The problem
A smart ring streams tri-axial acceleration from the finger — one of the noisiest, most freely-rotating places on the body to mount a motion sensor. The ring tumbles as the hand swings, so no single axis is a reliable step signal, and rhythmic non-walking motion (typing, eating, brushing teeth) can look a lot like gait. The job: turn that raw stream into an accurate step count, while rejecting everything that isn’t walking.
One recording, end to end
The clearest way to see the pipeline is to push a single real recording through every stage and plot the actual signal at each step.
- Example: a normal walk, hand-counted at 300 steps, 156 s, recorded as one gap-free segment.
- Result: the pipeline counts 301 steps (+0.3%).
Step 1 — Raw tri-axial accelerometer
The ring streams ACC_X/Y/Z at 25 Hz (each CSV row holds 25 samples/axis), in units of g. Below is a 12 s window of steady walking. The three axes are all oscillating at the step rate, but their individual shapes depend on how the ring happens to sit and rotate on the finger — so no single axis is a reliable step signal.

Step 2 — Magnitude |a| (orientation invariance)
We collapse the three axes into their magnitude |a| = √(x²+y²+z²). This is orientation-invariant — it doesn’t matter which way the ring points — which matters because the data analysis showed the ring rotates continuously during motion. Each footfall now shows up as a clear hump riding on the ~1 g gravity baseline.

Step 3 — Band-pass 0.7–5 Hz
A 4th-order Butterworth band-pass (0.7–5 Hz) removes the gravity offset and slow drift (below 0.7 Hz) and high-frequency noise (above 5 Hz), leaving a clean zero-centred gait oscillation. Everything downstream runs on this signal. (The recording is also split into gap-free segments first, on any break in the 1 s timestamps — this example is a single segment.)

Step 4 — Activity gate (is this actually walking?)
Sliding windows are scored on three features, shown below over the whole recording:
- window RMS — band-limited motion energy (must clear a floor),
- spectral prominence — how sharp/dominant the cadence peak is,
- dominant cadence — must fall in the locomotion band (green).
Windows that pass are stitched into bouts (with hysteresis). A second sustained-gait fallback rescues real walking that the spectral test is too strict on. The shaded region (top panel) is what the gate accepts as walking — here, everything except the brief low-energy settling at the very start.
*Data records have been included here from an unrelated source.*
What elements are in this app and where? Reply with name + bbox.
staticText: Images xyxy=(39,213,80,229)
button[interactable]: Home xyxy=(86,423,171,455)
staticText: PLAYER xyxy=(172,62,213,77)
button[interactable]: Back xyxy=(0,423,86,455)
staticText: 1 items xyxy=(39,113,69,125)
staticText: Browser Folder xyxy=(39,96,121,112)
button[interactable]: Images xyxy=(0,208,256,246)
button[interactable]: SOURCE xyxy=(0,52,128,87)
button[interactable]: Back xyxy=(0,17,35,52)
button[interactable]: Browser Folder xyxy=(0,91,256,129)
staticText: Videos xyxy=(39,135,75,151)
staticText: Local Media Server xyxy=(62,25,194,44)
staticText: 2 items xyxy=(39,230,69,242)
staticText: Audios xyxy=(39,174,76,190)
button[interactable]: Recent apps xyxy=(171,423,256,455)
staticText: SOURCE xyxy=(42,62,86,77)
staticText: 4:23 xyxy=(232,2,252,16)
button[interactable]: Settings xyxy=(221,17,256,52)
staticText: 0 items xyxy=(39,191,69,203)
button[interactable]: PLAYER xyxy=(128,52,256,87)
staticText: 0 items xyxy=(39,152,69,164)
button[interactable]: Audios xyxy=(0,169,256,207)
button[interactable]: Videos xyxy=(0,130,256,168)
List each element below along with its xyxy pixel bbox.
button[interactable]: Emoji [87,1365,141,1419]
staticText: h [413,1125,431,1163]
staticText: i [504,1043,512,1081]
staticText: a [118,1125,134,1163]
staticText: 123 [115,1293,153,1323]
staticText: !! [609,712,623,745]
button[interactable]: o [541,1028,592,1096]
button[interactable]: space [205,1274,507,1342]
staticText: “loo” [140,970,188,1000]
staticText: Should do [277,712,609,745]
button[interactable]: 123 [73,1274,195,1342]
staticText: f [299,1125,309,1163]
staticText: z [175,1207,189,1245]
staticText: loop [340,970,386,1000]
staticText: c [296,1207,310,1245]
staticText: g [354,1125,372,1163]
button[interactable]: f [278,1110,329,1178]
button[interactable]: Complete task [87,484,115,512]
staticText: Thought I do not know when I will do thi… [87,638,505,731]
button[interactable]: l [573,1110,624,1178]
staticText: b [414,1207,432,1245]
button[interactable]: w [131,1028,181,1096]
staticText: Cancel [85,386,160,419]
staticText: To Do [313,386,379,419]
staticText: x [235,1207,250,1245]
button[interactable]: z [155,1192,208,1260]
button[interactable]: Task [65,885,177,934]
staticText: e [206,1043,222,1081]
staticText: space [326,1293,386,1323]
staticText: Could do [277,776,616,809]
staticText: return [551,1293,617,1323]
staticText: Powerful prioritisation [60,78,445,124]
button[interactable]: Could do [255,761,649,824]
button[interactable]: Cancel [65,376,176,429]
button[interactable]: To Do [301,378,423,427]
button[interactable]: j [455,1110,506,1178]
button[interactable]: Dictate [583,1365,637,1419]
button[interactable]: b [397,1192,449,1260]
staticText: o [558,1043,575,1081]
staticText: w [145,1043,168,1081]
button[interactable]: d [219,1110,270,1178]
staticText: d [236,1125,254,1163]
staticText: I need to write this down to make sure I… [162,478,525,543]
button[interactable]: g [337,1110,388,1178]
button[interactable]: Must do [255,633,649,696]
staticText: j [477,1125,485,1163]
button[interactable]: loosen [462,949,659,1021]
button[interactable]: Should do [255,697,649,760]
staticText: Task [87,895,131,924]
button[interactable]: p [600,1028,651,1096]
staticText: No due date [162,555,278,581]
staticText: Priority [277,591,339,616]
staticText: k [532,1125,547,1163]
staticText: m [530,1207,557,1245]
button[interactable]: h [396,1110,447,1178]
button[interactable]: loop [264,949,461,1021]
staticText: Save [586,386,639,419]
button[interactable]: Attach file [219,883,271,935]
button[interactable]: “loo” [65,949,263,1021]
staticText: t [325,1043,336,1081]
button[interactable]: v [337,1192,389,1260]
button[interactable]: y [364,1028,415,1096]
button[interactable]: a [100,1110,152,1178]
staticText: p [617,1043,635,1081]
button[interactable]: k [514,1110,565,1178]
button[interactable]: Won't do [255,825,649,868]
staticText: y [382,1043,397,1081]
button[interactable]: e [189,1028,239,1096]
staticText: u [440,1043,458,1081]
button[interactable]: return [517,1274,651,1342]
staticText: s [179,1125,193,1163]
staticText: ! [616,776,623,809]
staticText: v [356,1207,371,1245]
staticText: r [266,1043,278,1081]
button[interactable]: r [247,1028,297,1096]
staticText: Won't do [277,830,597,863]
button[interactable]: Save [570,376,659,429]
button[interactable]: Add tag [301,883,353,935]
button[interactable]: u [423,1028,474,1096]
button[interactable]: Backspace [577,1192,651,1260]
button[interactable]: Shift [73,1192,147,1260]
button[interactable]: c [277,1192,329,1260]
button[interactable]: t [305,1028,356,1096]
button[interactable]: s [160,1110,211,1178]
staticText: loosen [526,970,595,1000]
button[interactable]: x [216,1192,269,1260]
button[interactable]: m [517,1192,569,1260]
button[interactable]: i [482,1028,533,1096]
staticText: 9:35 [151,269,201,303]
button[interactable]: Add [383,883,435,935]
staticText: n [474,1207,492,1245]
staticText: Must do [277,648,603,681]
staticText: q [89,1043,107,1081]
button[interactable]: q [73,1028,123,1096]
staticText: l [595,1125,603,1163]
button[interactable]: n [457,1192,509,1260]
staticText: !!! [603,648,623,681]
This is the stage that rejects typing/eating and most non-gait motion.

Step 5 — Step counting (adaptive peak detection)
Inside the accepted region, steps are counted by adaptive peak detection on the band-passed signal: a prominence threshold that scales with the local amplitude, plus a refractory period (≥0.28 s, ~3.5 steps/s ceiling) so each footfall is counted once. Every red marker is one detected step.

Step 6 — Result
Summing the detected steps across all accepted bouts gives the final count. The cumulative-step curve climbs steadily with the walk and lands right on the ground truth.

301 vs 300 steps (+0.3%).
And this single example isn’t cherry-picked. Across the full evaluation — 62 labelled recordings, ~14.7 h of walking, jogging, stairs and free-living — the pipeline averages 4.0% absolute step error, beating the ring’s on-board firmware counter on every locomotion scenario (for example, 5.0% vs 25.4% on free-living commute data), while counting zero steps for typing and eating.
The full pipeline in one line
load (gap-aware segments) → |a| → band-pass 0.7–5 Hz
→ activity gate (energy + cadence prominence + sustained-gait fallback)
→ adaptive peak detection within accepted bouts → sum
Design notes
A few choices, all driven by the data analysis rather than guessed at:
- Orientation-invariant by construction. Because the ring rotates freely on the finger, the whole pipeline runs on acceleration magnitude
|a|, never individual axes. - A two-path activity gate. A spectral-prominence test rejects rhythmic non-gait motion; a sustained-gait fallback recovers messy or intermittent real walking that the spectral test alone would miss.
- DSP, not ML. ~62 files from a single wearer is too little to train without overfitting, and a transparent pipeline — with every threshold living in one config file — is far easier to port to the ring’s MCU.